Per chi crede nell’alleanza strategica tra PD e 5 stelle è chiaro che le prossime amministrative di Roma saranno un fondamentale banco di prova, ed è altrettanto chiaro che, per costoro, sia dirimente individuare un candidato “civico” e non “politico”, attraverso un accordo e non attraverso le primarie. I 5 stelle infatti non potranno mai sostenere un Gualtieri, un Franceschini, un Letta, sarebbe per loro una capitolazione, invece un tecnico, un manager che conosce Roma e i suoi corridoi, anche di area PD, anche della Ditta insomma, ma che per la stragrande maggioranza dei cittadini risulti essere un “signor nessuno”, ecco una figura del genere potrebbe essere la candidatura giusta, tale da suscitare affidabilità, curiosità, consenso.

Del resto Giuseppe Conte non era anche lui un “signor nessuno” della politica nazionale? E non è oggi uno dei presidenti del consiglio più stimati degli ultimi 30 anni? E a maggior ragione perché non esportare il modello Conte anche nella Capitale? Perché dover costruire una coalizione con delle primarie, che rendono il confronto pubblico e trasparente, perché doversi sottoporre al giudizio dei cittadini quando si può fare tutto nelle segrete stanze e poi presentare al popolo bue il pacchetto di potere già delineato? Perché essere democratici quando si può tranquillamente essere curiali? Su questo Bettini può contare sulla piena sintonia politica e antropologica con i 5 Stelle, ormai dimentichi di tutte le menate sulla democrazia diretta, i meet up, la partecipazione ecc. ecc.

Del resto la storia non si cancella. La storia si può superare se ci sono personalità moralmente ed intellettualmente in grado di compiere questo passo. Evidentemente non ci siamo ancora arrivati. La verità è che ci troviamo a fare i conti ancora con i dirigenti del PCI, un partito che ha sempre aborrito il conflitto esibito, come ad esempio quello che si esprime nelle primarie, ma ha sempre convissuto con una grande dose di ipocrisia e conformismo, nascondendo divergenze, tensioni, conflitti, salvo serbare tonnellate e tonnellate di rancori personali. Proprio come accade nella gerarchia ecclesiastica. Non a caso si parla di Partito Chiesa.

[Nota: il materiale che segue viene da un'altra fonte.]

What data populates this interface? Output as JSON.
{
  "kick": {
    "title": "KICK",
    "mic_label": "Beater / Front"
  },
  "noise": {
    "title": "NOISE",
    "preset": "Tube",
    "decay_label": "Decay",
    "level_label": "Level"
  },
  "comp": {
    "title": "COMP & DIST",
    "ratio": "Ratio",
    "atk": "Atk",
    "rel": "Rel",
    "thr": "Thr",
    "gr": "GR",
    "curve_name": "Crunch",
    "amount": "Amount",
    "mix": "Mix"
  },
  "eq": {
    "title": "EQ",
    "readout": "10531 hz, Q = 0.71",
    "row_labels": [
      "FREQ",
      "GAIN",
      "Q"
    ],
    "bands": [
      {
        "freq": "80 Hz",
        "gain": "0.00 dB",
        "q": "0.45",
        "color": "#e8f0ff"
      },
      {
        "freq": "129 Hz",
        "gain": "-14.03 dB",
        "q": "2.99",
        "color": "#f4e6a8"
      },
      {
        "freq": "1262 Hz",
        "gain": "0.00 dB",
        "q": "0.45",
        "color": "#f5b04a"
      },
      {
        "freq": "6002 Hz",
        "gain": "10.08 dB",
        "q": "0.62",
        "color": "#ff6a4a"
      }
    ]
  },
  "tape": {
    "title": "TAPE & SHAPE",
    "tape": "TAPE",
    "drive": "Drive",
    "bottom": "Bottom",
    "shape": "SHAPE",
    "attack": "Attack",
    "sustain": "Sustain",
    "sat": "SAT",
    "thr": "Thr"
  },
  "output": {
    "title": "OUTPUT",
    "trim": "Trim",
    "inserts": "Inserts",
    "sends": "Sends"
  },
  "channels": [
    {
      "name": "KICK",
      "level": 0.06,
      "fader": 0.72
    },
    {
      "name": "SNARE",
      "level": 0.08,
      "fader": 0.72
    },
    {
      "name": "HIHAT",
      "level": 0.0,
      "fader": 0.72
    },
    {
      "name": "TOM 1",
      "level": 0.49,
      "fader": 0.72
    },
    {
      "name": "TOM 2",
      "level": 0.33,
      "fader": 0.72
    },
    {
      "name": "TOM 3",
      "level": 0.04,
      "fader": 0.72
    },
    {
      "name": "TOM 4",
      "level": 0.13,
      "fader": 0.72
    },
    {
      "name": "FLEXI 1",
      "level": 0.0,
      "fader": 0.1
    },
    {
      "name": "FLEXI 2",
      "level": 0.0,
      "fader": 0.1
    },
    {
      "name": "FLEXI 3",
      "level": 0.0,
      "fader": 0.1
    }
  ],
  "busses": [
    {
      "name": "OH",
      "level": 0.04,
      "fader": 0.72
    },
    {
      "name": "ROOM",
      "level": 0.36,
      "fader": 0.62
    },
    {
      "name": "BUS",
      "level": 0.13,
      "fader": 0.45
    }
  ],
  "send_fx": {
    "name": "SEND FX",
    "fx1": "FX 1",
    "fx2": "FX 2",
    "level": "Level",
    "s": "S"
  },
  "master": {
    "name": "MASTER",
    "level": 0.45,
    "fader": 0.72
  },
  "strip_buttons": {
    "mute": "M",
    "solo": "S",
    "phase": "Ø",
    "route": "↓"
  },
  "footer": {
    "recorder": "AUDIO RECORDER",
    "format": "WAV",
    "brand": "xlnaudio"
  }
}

Foto di dumplife diffusa su Flickr.com con licenza creative commons

Ora, il Partito Democratico sarebbe dovuto essere altro, non la riproposizione di vecchie liturgie ma il loro superamento ed è chiaro che la prospettiva di un’alleanza strategica con i 5 stelle, a partire da Roma, secondo lo schema che qui sopra è stato illustrato, rappresenta la più grande occasione per liquidare il PD e restaurare la Ditta. Ai democratici che hanno a cuore il destino di quel progetto l’onere di una qualche iniziativa, in assenza della quale è facile prevedere una loro lenta ma progressiva e definitiva marginalizzazione.

[Questo post è stato pubblicato originariamente nel blog di Giorgio Benigni su Linkiesta]

 

[La foto del titolo è di Luigi Nicolais ed è stata diffusa su Flickr.com]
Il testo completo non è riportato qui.